Marrying out of high school might be “the stuff of fairy tales,” but waiting until the partners are in their twenties improves the chances of a marriage. The younger people are when they get married, the higher their chance of divorce. About half of couples who marry under age 18 end in divorce, compared with 40 percent under 20, and less than a quarter of couples older than 25.
Cohabitation before marriage increases the risk for divorce, as does having multiple sexual partners. According to a University of Denver study published in the Journal of Family Psychology, living together before marriage isn’t always a good test of a relationship. Couples cohabit because it is convenient, conserves resources, and gives both sides a chance to try out a routine something like marriage. However, the research suggests that couples who feel they need a marriage “trial run” already suspect their relationship is doomed. The doubts tend to carry over into the marriage.

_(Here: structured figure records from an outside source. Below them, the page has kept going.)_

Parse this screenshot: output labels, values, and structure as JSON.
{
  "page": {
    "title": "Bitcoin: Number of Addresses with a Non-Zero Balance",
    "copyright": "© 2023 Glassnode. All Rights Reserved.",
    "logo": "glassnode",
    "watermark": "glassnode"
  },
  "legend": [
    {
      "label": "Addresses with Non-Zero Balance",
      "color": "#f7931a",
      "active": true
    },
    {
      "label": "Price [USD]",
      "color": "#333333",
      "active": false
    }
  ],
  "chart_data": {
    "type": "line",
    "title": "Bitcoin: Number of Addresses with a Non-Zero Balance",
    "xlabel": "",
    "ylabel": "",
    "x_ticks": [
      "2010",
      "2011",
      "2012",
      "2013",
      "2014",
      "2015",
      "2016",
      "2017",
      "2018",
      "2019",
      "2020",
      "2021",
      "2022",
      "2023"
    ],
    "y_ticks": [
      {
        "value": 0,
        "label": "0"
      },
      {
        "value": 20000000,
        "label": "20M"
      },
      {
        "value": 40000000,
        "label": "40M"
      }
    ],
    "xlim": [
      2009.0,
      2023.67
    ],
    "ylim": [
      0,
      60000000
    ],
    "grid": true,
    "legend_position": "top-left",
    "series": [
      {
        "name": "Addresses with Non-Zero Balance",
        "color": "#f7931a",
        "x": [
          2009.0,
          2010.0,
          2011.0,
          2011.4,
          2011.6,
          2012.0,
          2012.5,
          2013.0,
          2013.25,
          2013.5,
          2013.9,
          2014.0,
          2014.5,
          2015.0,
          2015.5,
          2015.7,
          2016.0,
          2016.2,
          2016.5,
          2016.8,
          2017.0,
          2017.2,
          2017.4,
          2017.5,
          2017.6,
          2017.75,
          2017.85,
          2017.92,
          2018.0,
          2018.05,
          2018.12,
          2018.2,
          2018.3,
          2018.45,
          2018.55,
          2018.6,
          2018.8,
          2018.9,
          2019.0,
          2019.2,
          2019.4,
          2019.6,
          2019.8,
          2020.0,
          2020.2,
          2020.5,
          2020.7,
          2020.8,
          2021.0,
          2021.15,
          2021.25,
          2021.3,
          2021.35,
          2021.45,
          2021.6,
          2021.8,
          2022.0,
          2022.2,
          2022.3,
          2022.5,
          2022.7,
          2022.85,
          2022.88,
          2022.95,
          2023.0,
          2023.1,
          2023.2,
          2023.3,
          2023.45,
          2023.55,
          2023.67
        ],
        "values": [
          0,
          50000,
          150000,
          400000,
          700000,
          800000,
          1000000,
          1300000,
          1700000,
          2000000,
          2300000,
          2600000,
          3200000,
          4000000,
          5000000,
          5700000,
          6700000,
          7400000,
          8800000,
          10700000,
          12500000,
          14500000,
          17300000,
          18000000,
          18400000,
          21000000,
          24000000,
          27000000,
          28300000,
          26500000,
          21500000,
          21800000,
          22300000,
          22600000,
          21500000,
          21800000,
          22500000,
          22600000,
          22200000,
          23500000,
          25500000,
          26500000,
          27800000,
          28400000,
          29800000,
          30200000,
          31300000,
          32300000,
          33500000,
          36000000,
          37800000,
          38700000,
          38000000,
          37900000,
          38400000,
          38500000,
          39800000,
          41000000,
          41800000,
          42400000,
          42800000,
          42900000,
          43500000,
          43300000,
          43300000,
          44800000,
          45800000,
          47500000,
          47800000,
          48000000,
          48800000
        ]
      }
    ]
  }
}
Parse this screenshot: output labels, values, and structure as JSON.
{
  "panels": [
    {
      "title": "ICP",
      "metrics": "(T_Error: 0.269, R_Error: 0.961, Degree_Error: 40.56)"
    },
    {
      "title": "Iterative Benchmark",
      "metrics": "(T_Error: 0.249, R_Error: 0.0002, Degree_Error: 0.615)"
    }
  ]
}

According to a study by the CDC, the divorce risk increases with each subsequent marriage. Many people jump into a second relationship too quickly, without having fully recovered from the breakdown of their first marriage. For other people, a second marriage is more difficult to hold together because it lacks a cohesive family unit, such as young children who need constant care and attention from two parents. The dynamic of the blended family, which can be complicated by ex-spouses and adult children from previous relationships, is another factor in the failure of subsequent marriages.